5/10
An lightweight take on Miss Marple
21 September 2018
The underlying problem with this version of Murder at the Vicarage is that the producers took it out of order. Murder at the Vicarage was Agatha's Christie's first adventure with Miss Marple. This edition was evidently produced later in the series. Here, Miss Marple is used to being involved, and police are used to consulting her, however much they resent having to do so. The script is rather heavy-handed, moving quickly from one incident to another with little or no set-up. And while the original novel does this as well, it doesn't spring things on us totally out of the blue. Joan Hickson is most probably the Miss Marple that Agatha Christie envisioned - more so than Margaret Rutherford or Helen Hayes, for example, but the rest of the production is not. True, a 200+ page novel had to be condensed into one hour and 42 minutes. This is never easy, but it has often been done successfully. Not here. The writers needed to capture the leisurely and still foreboding small village atmosphere early on. They didn't, and it makes the necessarily hurried plot revelations seem even more so.
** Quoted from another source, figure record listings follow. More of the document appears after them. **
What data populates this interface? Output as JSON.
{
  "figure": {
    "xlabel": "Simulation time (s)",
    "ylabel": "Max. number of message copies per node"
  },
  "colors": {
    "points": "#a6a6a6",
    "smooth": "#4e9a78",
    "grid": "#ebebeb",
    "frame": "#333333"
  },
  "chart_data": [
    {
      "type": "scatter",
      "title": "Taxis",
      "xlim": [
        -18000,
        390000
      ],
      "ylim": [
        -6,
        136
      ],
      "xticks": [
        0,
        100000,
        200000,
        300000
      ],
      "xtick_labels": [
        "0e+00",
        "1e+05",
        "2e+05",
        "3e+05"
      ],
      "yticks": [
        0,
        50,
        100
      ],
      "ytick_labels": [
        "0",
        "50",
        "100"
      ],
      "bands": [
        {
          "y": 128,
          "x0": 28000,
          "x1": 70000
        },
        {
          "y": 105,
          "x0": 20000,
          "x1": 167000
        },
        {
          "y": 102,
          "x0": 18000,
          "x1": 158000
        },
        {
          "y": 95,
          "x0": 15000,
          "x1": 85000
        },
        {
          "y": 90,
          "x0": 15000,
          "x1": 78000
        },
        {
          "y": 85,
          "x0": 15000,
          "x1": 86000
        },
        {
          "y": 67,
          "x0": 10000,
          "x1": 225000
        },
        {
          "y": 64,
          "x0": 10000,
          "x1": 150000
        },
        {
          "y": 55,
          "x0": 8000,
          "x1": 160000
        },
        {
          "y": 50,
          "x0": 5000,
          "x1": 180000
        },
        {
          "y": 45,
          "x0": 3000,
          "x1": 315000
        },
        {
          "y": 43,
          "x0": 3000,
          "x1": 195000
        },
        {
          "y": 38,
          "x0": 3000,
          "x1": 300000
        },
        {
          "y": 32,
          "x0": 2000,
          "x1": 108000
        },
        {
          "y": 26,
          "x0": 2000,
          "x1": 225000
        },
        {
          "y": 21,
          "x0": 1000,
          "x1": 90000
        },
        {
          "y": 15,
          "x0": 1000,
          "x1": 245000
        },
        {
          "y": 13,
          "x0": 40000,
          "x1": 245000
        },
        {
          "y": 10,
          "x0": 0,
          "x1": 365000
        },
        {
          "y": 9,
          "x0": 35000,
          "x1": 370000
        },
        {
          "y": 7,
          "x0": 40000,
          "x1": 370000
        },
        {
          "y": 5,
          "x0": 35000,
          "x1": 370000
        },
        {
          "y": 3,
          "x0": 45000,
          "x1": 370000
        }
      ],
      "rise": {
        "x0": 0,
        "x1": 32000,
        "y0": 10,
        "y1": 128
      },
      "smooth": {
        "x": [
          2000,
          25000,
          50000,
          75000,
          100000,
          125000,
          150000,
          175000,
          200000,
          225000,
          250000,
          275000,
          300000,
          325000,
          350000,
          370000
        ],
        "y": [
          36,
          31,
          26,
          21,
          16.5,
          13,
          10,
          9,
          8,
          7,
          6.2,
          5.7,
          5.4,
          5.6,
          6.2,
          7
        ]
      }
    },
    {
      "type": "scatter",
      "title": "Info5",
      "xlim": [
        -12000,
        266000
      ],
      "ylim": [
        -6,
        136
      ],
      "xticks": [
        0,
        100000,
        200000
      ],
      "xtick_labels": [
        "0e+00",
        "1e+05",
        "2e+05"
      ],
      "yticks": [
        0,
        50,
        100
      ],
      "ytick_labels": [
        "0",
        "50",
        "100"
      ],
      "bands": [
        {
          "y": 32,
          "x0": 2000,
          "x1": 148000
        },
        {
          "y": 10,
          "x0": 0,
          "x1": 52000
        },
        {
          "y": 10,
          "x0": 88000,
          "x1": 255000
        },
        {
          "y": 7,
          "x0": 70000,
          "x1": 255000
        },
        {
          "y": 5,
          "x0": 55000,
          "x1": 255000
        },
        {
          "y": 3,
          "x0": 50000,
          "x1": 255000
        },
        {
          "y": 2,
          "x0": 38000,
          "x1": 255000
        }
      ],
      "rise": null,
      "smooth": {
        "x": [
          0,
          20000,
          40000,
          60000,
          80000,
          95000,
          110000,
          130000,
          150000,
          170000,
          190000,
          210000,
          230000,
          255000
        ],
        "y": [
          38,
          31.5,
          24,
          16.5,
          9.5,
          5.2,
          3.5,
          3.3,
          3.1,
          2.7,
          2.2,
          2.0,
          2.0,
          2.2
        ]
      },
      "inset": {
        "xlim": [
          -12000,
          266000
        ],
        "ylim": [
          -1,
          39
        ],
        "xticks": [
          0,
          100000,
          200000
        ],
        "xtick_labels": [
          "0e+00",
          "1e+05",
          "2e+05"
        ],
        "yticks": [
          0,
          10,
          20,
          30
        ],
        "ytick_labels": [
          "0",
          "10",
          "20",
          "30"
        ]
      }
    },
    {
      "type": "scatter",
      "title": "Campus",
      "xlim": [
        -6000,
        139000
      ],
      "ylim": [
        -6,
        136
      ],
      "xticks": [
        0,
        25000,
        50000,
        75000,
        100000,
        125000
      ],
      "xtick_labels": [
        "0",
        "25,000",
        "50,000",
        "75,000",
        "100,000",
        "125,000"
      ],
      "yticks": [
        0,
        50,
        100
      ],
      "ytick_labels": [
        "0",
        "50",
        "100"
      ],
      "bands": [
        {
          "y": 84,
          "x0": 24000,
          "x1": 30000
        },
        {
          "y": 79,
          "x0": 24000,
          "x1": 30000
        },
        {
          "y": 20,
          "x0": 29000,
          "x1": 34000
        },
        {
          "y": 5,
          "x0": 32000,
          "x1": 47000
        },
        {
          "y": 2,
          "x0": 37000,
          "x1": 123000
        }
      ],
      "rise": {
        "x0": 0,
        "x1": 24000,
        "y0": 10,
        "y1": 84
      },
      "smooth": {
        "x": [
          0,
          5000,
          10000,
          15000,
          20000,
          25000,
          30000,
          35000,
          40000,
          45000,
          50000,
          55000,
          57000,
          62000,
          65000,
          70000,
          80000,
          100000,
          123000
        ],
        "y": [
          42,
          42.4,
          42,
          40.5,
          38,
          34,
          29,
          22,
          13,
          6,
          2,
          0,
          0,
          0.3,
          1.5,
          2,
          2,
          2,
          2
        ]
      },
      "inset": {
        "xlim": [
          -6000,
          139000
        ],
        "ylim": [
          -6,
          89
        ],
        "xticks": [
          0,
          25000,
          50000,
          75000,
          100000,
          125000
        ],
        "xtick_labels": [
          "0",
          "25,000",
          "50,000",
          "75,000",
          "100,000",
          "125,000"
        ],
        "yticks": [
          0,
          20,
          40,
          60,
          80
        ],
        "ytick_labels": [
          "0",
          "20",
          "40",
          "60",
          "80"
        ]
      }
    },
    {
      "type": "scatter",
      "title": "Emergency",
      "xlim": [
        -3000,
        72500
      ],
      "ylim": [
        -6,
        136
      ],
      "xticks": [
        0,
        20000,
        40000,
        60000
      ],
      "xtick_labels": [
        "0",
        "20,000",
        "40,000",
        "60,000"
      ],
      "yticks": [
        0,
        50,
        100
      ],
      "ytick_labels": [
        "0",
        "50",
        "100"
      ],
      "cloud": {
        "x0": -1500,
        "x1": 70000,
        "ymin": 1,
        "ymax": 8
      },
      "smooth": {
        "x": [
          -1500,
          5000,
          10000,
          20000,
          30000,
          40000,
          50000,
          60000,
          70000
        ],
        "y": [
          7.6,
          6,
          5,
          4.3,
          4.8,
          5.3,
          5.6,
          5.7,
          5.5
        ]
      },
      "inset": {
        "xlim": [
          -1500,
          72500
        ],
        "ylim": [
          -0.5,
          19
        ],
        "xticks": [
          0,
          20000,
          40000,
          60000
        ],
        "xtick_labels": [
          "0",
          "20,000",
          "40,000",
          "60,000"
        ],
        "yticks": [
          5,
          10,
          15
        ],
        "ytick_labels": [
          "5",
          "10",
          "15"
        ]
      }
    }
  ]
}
This results in far too many smug reaction shots, far too many exchanges of dialogue dripping with "significance", far too many scenes which could have been cut to a few lines of dialogue, freeing up the pace for more insightful exchanges elsewhere. (For example, the secondary priest subplot is reduced to an obligatory afterthought here. It was more prominent in the novel, but its lack of necessity here is obvious. The bit with the vicar's car is also totally unneeded; he rides his bicycle the rest of the time, anyway.) Overall, Miss Marple is reduced to an almost supporting player, which of course she is in many of the Christie novels, but one whose presence is always felt whether she is on scene or not. That isn't true here, at least until the end, and it should be.